"Whale in Armchair" from "Worship"
Signed certificate included in lot. Executed in 2016. Unique. Fabric, epoxy resin, silicone, wood, plasticine, wire, color, filling, pearls, metal, rotating platform 42 x 50 x 50 cm. Base included in lot, 110 x 30 x 30 cm. Total height 152 cm.
Gió Marconi, Milan.
Private collection, Stockholm.
Lena Essling (ed.), Moderna Museet, Stockholm, "Djurberg & Berg", 2018, illustrated from the film.
Nathalie Djurberg is one of Sweden’s most internationally sought-after artists. She is continuously working on new projects together with her partner of fifteen years, musician and composer Hans Berg, who makes all the music that accompanies her pieces. The relationship between humans, animals and forces of nature is the constant, vibrant theme that occupies their shared universe. Stop-motion animations using clay and silicone figures, spatial installations and sculptures form the foundation of their work.

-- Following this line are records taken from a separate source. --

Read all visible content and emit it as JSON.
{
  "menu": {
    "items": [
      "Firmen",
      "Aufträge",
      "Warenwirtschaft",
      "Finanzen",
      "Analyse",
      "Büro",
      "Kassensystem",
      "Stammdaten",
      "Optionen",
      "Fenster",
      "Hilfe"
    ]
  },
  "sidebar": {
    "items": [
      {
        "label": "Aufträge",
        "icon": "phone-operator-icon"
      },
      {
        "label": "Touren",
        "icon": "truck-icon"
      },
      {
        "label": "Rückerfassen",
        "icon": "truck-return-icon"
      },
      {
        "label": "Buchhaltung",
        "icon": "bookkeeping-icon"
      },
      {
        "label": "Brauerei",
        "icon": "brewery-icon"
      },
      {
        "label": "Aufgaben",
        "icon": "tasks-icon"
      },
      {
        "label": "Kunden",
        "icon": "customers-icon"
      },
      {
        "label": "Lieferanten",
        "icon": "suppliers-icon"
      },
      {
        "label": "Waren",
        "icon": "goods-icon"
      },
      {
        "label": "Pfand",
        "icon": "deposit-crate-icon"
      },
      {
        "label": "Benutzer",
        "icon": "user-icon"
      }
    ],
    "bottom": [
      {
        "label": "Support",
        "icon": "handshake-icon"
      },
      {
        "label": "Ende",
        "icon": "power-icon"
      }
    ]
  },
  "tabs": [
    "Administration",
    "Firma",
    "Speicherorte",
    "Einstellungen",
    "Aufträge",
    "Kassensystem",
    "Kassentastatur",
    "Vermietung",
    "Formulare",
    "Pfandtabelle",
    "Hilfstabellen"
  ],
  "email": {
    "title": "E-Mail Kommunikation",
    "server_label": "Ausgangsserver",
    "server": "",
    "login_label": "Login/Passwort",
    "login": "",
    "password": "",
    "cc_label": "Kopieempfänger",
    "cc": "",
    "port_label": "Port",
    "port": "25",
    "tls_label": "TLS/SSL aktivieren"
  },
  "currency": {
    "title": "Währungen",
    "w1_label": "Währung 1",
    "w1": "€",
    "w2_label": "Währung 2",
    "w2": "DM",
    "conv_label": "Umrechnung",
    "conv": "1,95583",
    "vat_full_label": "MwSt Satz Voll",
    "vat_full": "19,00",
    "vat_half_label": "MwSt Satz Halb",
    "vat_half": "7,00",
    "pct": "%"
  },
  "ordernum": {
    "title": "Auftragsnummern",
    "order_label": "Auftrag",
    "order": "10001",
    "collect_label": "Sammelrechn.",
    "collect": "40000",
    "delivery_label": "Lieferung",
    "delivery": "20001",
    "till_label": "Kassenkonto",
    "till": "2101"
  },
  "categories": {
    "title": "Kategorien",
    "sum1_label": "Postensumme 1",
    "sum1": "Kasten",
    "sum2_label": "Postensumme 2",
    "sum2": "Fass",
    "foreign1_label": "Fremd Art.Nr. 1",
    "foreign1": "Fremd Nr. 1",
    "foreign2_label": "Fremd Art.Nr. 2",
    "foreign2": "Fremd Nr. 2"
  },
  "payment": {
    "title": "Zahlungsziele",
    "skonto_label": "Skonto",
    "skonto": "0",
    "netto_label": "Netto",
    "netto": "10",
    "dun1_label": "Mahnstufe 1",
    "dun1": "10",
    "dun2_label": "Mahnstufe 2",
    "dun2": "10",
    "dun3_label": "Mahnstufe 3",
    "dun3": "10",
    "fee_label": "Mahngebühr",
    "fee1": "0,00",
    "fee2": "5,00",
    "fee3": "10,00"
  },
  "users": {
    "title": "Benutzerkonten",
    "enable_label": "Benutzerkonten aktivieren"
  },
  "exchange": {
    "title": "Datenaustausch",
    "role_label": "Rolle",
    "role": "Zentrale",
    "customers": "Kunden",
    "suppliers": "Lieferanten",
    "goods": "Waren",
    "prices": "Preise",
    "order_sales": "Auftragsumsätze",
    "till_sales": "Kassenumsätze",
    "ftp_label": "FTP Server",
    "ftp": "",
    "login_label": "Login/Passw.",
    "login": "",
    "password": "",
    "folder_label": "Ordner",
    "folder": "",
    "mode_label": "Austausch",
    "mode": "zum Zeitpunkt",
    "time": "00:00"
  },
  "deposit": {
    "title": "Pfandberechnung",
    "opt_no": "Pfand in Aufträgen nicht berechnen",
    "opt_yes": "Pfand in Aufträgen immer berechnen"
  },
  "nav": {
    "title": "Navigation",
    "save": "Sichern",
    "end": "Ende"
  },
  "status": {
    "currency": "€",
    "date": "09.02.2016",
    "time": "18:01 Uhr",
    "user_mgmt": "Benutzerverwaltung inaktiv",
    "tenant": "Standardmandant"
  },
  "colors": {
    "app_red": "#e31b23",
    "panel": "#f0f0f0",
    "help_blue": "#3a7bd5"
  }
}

The sculpture "Whale in Armchair" was created for Djurberg and Berg’s project "Worship". The video piece came about after a period of more abstract work by the artist duo, and represents their return to the stop-motion clay animation form. Worship has, for example, been shown at Moderna Museet in Stockholm in the summer of 2018.

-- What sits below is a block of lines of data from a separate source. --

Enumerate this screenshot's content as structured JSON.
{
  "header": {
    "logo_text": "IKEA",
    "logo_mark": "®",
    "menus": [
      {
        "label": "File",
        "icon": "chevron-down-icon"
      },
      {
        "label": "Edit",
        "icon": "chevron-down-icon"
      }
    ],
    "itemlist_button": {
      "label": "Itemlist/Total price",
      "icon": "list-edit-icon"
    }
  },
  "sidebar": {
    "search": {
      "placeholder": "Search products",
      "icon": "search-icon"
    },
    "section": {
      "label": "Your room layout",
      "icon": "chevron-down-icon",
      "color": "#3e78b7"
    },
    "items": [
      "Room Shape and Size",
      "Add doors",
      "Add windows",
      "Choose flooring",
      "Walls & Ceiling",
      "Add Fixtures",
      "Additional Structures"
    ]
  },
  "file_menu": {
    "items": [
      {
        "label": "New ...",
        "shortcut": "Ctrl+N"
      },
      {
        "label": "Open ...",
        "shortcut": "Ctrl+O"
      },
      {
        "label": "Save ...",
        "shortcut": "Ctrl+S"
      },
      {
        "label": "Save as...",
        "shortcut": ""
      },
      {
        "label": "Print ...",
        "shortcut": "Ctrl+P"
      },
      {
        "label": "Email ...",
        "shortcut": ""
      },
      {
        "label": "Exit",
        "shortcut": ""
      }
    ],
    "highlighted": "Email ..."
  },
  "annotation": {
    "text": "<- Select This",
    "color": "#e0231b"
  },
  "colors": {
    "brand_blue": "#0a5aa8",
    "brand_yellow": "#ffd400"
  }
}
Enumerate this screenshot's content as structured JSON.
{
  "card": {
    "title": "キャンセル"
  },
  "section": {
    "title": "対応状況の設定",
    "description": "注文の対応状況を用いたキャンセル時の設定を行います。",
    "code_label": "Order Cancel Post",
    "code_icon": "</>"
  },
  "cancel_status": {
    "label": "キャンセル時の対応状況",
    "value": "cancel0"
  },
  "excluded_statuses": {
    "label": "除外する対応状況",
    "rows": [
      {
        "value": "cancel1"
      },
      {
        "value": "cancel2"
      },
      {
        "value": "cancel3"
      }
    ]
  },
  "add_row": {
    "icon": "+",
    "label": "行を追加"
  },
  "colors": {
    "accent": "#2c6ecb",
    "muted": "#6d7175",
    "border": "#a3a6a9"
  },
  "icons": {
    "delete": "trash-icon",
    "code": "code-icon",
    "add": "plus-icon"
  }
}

In the 2017 summer edition of ArtReview Laura Smith reviewed the exhibition "Who am I to Judge, or, It Must be Something Delicious" at the Lisson Gallery in London:
“… Worship (2016), the most explicit of the three works, explores the stereotypes and imagery associated with porn and sexual fetishisation. The eight-minute video presents a pageant of silicone women and men, dressed in sequins, velour or silk, who perform different erotic acts: grinding against a giant banana, squeezing a pink inflatable doughnut, twerking with a Siamese cat, writhing with a giant sequined fish or a giant sequined ice-lolly or a gold and black motorbike or an aubergine on wheels… These figures strip, touch themselves and attempt to seduce the viewer, as a dark electro-pop score provides them with a rhythm to which to move.

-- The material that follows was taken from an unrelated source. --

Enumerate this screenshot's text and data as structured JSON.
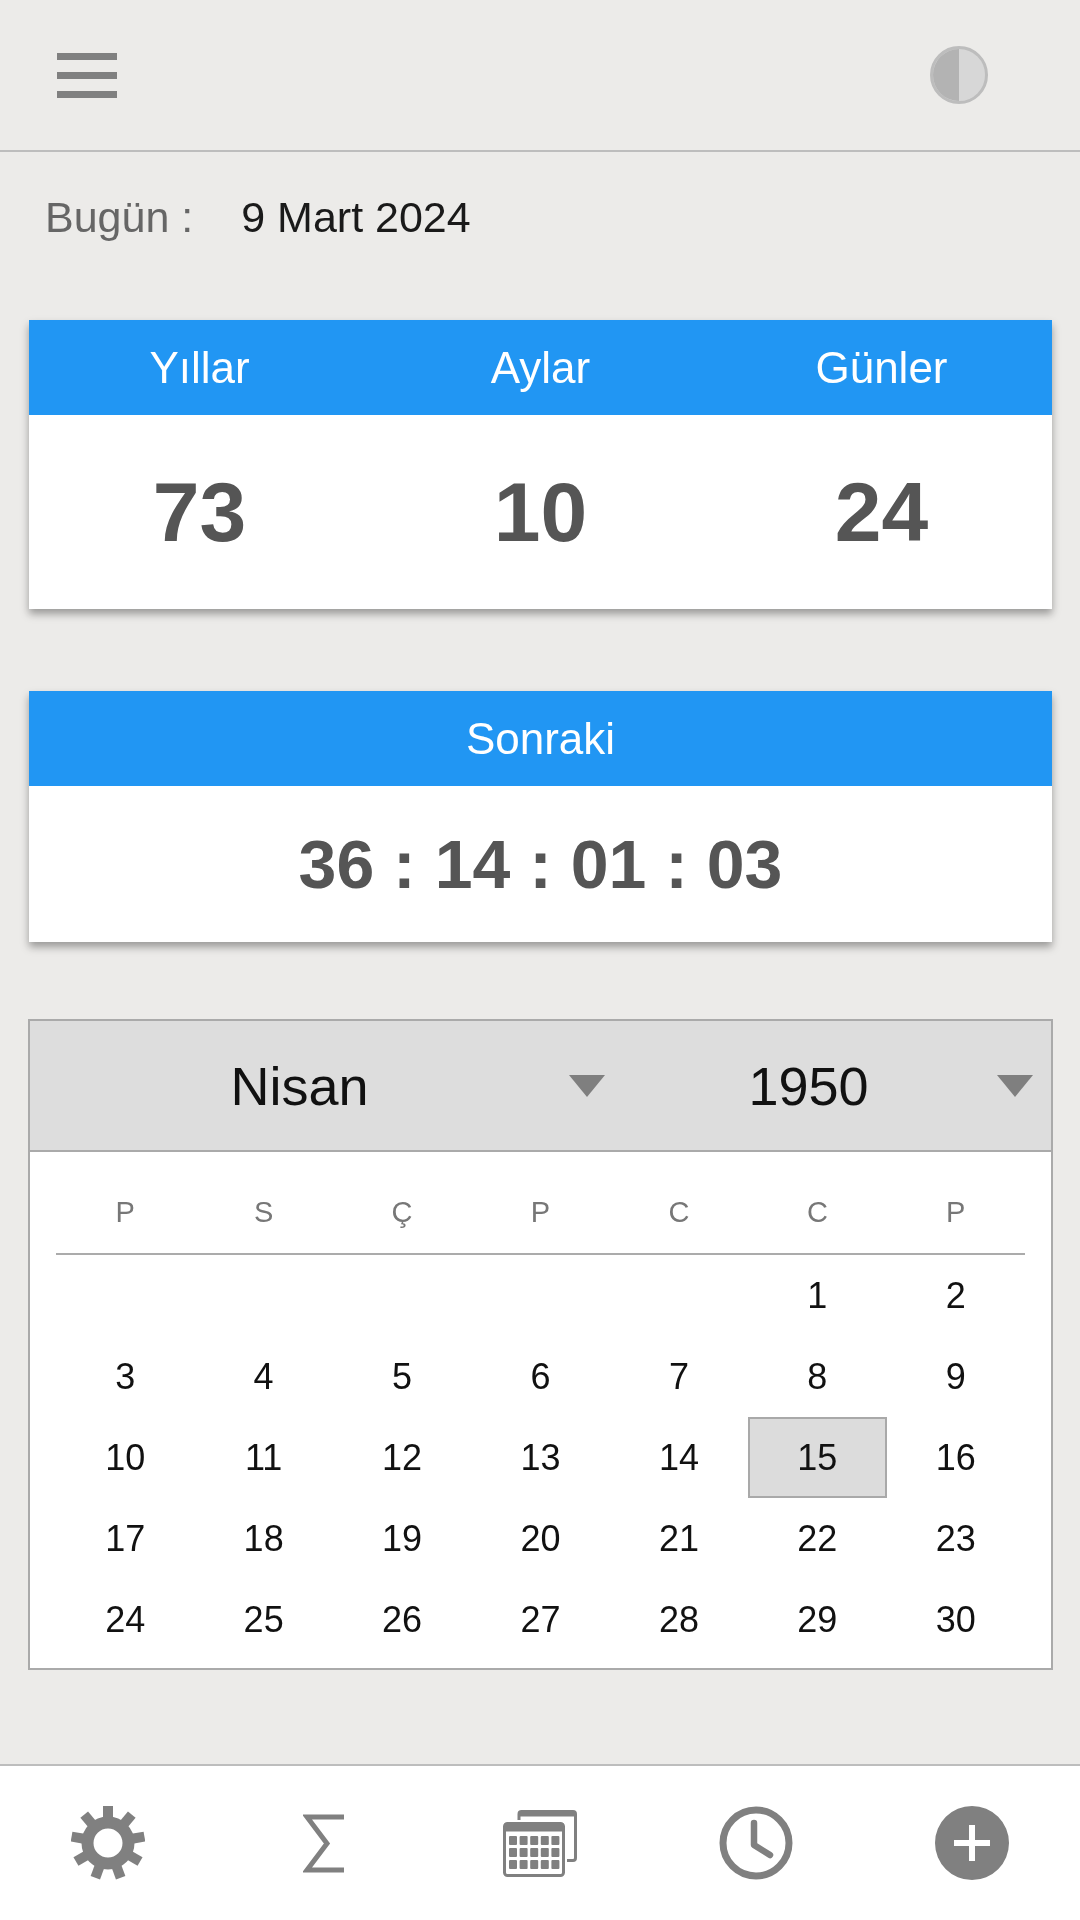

Morality is missing, to varying degrees, across these works, which feel like an adventure within human nature’s most capricious and animalistic impulses. The creeping, climactic structure of the videos and the unapologetic transgressions of the exhibition’s opening tableau make us very aware of our own desires. But when coupled with the homemade style of the figures, the works manage to retain a sense of humanity. And while the characters might commit vulgar or sadistic acts, their violence is often presented alongside shame, and their cruelty coexists with the material tenderness of their making. Thereby asking us to provide a level of compassion, or even knowing complicity, to/with their actions – and thus reaffirming the very morality that is so lacking to begin with.”
Nathalie Djurberg & Hans Berg have been exhibited widely together in group shows, including the 53rd Venice Biennale, Italy in 2009. Their work is featured in a number of collections around the world, i.e. of Fondazione Prada, Milan; Goetz Collection, Munich; Hammer Museum, Los Angeles; Moderna Museet, Stockholm; Solomon R. Guggenheim Museum, New York; The Museum of Modern Art, New York; Kunsthaus Zürich, Zürich; and Whitechapel, London, among others.